Judge Moran went on to inform us that, unlike days of old, juries can no longer be punished by the judge for returning a verdict that the judge disagrees with (what he referred to as a “perverse judgement.' He outlined the case of Crown v William Penn (Quaker who founded the State of Pennsylvannia) where the Judge had the jury locked up for not agreeing with him. “Nowadays of course, if a jury acquits someone that the judge knows is guilty then we have to live with the perverse judgement.”
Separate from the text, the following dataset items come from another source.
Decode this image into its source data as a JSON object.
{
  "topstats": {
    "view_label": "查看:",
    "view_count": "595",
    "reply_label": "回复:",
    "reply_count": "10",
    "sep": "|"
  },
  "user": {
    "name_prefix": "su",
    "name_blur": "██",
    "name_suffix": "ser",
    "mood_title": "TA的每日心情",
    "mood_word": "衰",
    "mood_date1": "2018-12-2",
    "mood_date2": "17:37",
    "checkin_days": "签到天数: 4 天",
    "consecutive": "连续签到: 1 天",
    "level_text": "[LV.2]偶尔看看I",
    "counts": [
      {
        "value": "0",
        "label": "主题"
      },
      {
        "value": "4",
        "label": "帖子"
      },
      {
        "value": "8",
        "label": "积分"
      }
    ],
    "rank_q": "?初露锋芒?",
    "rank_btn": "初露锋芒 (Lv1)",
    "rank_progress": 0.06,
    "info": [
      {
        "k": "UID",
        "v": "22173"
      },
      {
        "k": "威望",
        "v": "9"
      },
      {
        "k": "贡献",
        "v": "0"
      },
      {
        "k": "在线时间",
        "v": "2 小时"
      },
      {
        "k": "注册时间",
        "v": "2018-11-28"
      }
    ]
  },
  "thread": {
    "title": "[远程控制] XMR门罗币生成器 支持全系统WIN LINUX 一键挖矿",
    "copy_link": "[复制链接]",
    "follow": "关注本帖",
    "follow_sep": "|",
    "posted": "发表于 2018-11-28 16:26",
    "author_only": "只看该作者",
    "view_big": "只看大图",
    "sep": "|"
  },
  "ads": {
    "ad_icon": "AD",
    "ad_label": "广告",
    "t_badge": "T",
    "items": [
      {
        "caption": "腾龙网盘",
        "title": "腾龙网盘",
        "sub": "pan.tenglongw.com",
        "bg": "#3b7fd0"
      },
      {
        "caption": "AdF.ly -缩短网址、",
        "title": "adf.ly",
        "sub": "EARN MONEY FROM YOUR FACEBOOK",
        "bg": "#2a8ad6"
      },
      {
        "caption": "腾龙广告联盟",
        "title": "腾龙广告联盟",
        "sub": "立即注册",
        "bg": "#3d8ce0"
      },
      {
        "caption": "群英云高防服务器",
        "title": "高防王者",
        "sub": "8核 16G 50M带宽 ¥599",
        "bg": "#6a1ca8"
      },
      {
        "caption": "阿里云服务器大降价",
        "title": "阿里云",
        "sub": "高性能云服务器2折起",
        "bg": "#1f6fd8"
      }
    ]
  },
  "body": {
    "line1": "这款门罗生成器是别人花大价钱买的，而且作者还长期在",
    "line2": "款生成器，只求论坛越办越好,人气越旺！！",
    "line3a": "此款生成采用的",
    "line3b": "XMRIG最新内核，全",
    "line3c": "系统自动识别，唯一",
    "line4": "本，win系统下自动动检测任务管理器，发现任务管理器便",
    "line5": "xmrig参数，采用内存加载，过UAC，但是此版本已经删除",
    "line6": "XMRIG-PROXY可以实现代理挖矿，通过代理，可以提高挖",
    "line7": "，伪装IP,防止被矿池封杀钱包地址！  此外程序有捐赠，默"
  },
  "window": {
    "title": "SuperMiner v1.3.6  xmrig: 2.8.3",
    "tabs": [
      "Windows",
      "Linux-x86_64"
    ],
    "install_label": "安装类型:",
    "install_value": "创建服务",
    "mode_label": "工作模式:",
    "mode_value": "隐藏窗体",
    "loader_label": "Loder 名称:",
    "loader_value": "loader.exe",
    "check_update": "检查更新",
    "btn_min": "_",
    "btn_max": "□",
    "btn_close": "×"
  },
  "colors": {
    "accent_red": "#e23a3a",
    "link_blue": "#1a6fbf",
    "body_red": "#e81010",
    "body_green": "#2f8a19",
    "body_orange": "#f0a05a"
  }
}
He also cited the case of DPP vs. Mark Davis where the Judge directed the jury to find the defendant guilty. This was found to be unlawful by the Supreme Court.
In relation to the perception that a judge “seems to be able to [do] anything he likes” Judge Moran assured us that this was not true. We were told that a court room is “like a gold fish bowl, where the judge’s actions and words are seen by all, and if he makes a mistake or is incompetent, then the whole court will see him for what he is.”
He advised that a good judge is one who listens and the ones who get into trouble are the ones who pre-empt things. In contrast, he said, a jury does not have to give reasons for its decisions, but if a jury were to acquit a guilty person it “would be sending a message to the government and the legislature.”
He then by compared the judiciary to the Papacy. “Stalin asked how many battalions did the Pope have? Of course the Pope has no battalions, but he has moral authority'. Likewise, 'the Chief Justice’s ability to enforce the law [was] dependant on the the good will of the Public at Large and nothing else.”
Finishing, Judge Moran reminded us that liberal democracy survived the 20th century by the skin of its teeth and that we should not take any of our hard-won rights for granted.
The floor was then opened for questions.
The first was from an aspiring legal eagle who asked about the idea of fusing the professions of solicitors and barristers.
The second question was a bit less career minded and a bit more probing.
The chair quickly went on to the last question, which was about mandatory sentencing.
Judge Moran left immediately after giving a brief answer and didn’t stick around to mingle with the Law Society members.
We had a list of other questions in relation to judicial conduct, but we knew we had done well to publicly press a judge on just one of them.